Acórdão nº 1367/10.8T2AVR.C1 de Court of Appeal of Coimbra (Portugal), 04 de Outubro de 2011

Magistrado ResponsávelJAIME CARLOS FERREIRA
Data da Resolução04 de Outubro de 2011
EmissorCourt of Appeal of Coimbra (Portugal)

Acordam, em conferência, na Secção Cível do Tribunal da Relação de Coimbra: I Na Comarca do Baixo Vouga – Juízo de Média e Pequena Instância Cível de Aveiro, M…, residente na Rua …, e D…, residente na Rua …, intentaram a presente acção declarativa, com processo sumário, contra R… e marido H…, residentes na Rua …, pedindo a condenação destes a reconhecer o direito de propriedade e a posse das AA. sobre os prédios identificados nos pontos 1º e 2º da petição inicial e a procederem à entrega imediata desses prédios às AA, livres e devolutos de pessoas e de bens.

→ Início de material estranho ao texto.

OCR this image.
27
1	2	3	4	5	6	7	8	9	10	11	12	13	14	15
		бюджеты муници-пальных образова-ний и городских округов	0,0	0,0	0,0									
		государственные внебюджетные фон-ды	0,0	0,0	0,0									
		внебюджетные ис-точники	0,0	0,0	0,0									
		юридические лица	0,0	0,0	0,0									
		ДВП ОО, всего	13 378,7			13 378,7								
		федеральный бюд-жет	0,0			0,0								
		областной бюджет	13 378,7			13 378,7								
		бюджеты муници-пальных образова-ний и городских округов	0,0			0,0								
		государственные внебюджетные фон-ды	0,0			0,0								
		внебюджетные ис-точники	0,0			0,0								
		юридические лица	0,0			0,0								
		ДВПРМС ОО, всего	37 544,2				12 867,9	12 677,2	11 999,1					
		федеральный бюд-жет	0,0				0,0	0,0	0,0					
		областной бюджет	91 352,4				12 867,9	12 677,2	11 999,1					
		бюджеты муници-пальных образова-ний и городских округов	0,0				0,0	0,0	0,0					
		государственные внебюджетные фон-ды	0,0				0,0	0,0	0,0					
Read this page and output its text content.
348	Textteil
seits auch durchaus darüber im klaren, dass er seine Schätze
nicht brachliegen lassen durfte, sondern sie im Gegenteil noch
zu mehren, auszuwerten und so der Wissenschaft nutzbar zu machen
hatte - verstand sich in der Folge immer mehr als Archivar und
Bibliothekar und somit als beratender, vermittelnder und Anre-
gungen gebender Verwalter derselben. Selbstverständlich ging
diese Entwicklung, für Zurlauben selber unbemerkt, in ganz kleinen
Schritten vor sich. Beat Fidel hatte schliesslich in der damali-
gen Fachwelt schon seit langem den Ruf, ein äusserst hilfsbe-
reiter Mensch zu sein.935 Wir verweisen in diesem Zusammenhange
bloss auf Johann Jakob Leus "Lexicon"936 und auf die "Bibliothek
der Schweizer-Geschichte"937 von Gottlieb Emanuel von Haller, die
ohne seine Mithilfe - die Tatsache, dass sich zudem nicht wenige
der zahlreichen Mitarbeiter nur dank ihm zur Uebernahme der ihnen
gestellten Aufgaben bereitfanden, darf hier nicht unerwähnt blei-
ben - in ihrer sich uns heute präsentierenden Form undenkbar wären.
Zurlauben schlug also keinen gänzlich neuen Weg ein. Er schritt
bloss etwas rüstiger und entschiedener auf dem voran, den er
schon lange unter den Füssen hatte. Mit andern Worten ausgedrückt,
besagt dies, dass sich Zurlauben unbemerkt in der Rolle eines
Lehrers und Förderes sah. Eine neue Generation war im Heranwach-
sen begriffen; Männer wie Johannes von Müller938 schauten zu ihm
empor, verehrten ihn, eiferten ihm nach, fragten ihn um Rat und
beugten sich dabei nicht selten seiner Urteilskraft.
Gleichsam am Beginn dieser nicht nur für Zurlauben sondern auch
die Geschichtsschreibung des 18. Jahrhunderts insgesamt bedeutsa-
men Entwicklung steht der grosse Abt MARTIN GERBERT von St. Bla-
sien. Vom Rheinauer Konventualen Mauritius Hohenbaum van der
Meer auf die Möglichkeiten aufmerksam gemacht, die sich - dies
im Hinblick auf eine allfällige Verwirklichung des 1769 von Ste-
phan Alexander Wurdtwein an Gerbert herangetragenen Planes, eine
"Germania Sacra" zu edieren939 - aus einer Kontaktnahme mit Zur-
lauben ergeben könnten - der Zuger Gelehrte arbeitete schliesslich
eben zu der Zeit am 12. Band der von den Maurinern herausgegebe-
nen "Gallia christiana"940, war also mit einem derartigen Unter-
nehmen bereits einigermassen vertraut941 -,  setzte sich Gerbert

Para o efeito e muito em resumo, alegaram que são donas e legítimas possuidoras, em comum e sem determinação de parte, do prédio urbano, destinado exclusivamente a habitação, composto de casa de um pavimento e logradouro, sito na Rua …, inscrito na matriz respectiva da freguesia …, e descrito na Conservatória do Registo Predial de Aveiro sob o nº…, e, ainda, do prédio rústico, sito na Rua …, inscrito na matriz respectiva da freguesia de …, e descrito na Conservatória do Registo Predial de Aveiro sob o nº ...

Que o prédio urbano foi dado de arrendamento a A…, em 06/05/1976, pelo período de um ano, renovável por igual período.

Que este arrendatário faleceu a 22/07/2009 e não residia, na altura, no prédio arrendado, que era habitado pelos RR. e pelo seu agregado familiar.

Que o dito contrato de arrendamento caducou com a morte do referido arrendatário, não existindo nenhum título que legitime a fruição do imóvel pelos RR..

Que as AA solicitaram aos RR a entrega do imóvel, o que até ao presente ainda não sucedeu, continuando estes a habitarem o local referido, razão da presente demanda.

Que o marido da 1ª A. permitiu, por mero favor e gratuitamente, que o referido A… cultivasse o prédio identificado no ponto 2º da petição inicial.

Que os RR. cultivam o terreno sem qualquer título que legitime a sua fruição e que impedem as AA de utilizarem esse terreno, apesar das entregas do dito solicitadas pelas AA aos RR..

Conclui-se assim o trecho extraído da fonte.